Woven into the warp and woof of Les Mis is the theme of appearances. The story is filled with disguises so that the question of true identity, even of reality, repeatedly surfaces like a bubble — yet only to pop. The treacherous Thénardiers (the cruel caretakers of young Cosette), for example, assume a new name but remain substantially the same, plotting to rob Valjean. But Valjean’s “changes” seem to reflect true transformations, somewhat akin to the name changes found in the Bible (Gen. 17:5; 32:28). Within this narrative drama, the law’s vision is shown to be flat, literally judging by appearances and focusing on who and what a character inescapably was or has done, while the eyes of grace penetrate to the soul and to truth, ever hopeful of who a character may become and what he or she may finally do. While the law looks for justice, grace sees to redemption, and the tightrope walker betwixt is love.

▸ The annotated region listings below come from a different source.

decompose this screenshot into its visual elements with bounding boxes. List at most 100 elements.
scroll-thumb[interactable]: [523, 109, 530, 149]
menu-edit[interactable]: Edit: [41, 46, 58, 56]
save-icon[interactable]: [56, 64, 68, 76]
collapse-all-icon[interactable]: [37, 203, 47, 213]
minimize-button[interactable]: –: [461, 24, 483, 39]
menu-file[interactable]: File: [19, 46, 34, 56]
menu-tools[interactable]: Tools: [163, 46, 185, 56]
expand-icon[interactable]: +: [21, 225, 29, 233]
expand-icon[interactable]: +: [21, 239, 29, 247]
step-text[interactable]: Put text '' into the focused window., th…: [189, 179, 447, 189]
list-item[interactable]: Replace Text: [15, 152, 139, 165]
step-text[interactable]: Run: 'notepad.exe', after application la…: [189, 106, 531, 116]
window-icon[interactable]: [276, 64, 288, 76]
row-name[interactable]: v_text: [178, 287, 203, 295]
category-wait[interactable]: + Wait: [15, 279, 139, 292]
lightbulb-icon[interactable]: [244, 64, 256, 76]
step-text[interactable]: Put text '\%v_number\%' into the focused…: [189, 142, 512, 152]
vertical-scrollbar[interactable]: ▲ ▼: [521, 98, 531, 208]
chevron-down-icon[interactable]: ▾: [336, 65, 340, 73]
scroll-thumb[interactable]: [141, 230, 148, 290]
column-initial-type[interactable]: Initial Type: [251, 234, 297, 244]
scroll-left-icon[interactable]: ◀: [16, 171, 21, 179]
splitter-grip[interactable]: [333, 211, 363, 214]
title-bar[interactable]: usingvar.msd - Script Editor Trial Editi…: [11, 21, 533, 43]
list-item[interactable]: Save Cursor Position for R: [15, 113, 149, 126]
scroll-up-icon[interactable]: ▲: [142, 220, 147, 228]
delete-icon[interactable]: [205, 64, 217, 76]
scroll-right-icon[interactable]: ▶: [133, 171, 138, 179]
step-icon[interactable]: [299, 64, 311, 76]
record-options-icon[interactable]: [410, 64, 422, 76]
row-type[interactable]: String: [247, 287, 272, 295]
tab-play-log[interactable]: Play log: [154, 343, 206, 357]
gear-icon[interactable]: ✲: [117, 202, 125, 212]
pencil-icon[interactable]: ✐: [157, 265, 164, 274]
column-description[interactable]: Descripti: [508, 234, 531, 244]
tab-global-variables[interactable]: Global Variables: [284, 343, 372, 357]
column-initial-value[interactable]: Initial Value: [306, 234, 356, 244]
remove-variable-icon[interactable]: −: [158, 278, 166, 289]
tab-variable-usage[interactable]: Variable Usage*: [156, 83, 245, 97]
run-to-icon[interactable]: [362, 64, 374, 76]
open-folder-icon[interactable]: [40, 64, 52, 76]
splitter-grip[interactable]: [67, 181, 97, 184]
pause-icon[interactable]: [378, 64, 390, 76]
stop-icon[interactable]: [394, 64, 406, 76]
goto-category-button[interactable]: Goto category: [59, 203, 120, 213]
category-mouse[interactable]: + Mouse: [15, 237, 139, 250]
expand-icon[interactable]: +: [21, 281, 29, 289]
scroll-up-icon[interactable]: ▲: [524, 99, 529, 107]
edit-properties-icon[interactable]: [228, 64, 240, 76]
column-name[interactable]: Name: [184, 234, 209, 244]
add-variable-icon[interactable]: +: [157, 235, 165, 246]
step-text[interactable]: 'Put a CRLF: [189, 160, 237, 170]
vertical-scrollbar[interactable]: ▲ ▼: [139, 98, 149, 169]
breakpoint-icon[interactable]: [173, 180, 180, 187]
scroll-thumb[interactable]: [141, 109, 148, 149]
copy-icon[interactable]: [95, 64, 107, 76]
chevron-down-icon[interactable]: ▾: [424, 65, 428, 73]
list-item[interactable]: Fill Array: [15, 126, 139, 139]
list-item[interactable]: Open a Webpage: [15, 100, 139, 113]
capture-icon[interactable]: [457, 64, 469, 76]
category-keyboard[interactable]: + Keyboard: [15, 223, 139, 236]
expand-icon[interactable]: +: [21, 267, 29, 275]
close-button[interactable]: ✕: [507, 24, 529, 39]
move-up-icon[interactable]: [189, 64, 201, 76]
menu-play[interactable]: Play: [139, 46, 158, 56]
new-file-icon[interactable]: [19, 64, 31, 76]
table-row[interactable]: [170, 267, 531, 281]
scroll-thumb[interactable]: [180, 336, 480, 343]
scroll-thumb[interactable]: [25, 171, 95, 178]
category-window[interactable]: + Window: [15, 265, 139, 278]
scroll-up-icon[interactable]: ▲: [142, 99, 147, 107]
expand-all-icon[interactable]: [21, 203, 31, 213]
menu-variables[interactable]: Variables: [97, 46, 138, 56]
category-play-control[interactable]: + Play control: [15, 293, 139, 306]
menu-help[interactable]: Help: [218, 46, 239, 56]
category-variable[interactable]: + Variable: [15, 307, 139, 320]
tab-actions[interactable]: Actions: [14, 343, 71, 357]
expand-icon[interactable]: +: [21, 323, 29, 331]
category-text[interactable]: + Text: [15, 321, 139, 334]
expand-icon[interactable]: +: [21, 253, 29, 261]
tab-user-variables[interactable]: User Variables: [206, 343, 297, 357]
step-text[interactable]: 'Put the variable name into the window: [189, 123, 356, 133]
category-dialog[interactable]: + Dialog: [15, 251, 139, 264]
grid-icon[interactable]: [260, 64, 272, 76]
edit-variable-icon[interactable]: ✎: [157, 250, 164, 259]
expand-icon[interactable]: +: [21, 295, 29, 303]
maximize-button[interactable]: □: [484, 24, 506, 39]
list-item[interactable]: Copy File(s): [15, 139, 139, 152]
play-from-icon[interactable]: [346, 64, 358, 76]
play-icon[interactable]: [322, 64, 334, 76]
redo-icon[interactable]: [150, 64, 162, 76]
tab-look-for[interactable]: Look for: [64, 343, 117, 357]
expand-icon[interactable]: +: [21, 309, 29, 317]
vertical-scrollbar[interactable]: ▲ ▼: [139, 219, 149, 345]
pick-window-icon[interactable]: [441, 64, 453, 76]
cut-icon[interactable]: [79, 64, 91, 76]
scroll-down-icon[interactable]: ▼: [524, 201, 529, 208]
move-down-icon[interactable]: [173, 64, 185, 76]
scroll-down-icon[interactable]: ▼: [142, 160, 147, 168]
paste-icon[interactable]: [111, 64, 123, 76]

There are two key points in the novel where Valjean sacrificially casts off his disguise in confession. The first is when he discovers that another man, Champmathieu (but thought to be Valjean), has been captured and is being tried in his place. All the evidence of “Euclidian logic” is against this poor man: he has been identified as Valjean by three fellow convicts, Javert himself denying the need for “moral assumptions or material proofs, for I recognize him perfectly.” But worst of all, his appearance is that of a criminal: “I’d send him to the galleys on the strength of his face alone,” a lawyer remarks. The innocent Champmathieu indeed faces a life term in the galleys upon conviction. The real Valjean is thrown into turmoil by the dilemma: should he enjoy his own paradise at another’s expense (thereby becoming a demon) or should he reenter the fires of suffering (and become an angel)? Disrupting the legal proceedings, he confesses: “Let the accused go . . . arrest me. I am Valjean.” Ironically, the judge, lawyers, and witnesses think he has gone mad — they cannot see how the upstanding gentleman Madeline could ever be the infamous convict Jean Valjean. And he’s not, of course — but he was. Thus, the apparent scoundrel is innocent, and the respectable benefactor of society is guilty. “I am the only one who can see clearly here,” Valjean says, “and I am telling you the truth.” The spectators are stunned, frozen by the illuminating event of a man submitting himself under the law so that another will not be condemned in his place.

At the end of the novel, and moving from the courtroom to the home, Valjean risks sharing his criminal past with his new son-in-law. Marius, angered, cuts him off from seeing Cosette. Deeply distraught and ill over this isolation, Valjean prepares to die wretchedly alone. Marius, however, eventually discovers the deeper truth: “You save people’s lives, and you hide it from them! You do more than that, you slander yourself while you’re pretending to unmask yourself.” In the happy reunion of his family, reconciled in love, Valjean dies, peacefully anticipating his eternal refuge.

The story that began at dusk before the inevitable darkness now ends in the starless dark of night (before the inevitable dawn) — with the light of the silver candlesticks, recently bequeathed to Cosette, shining brightly upon Valjean’s still, heavenward face.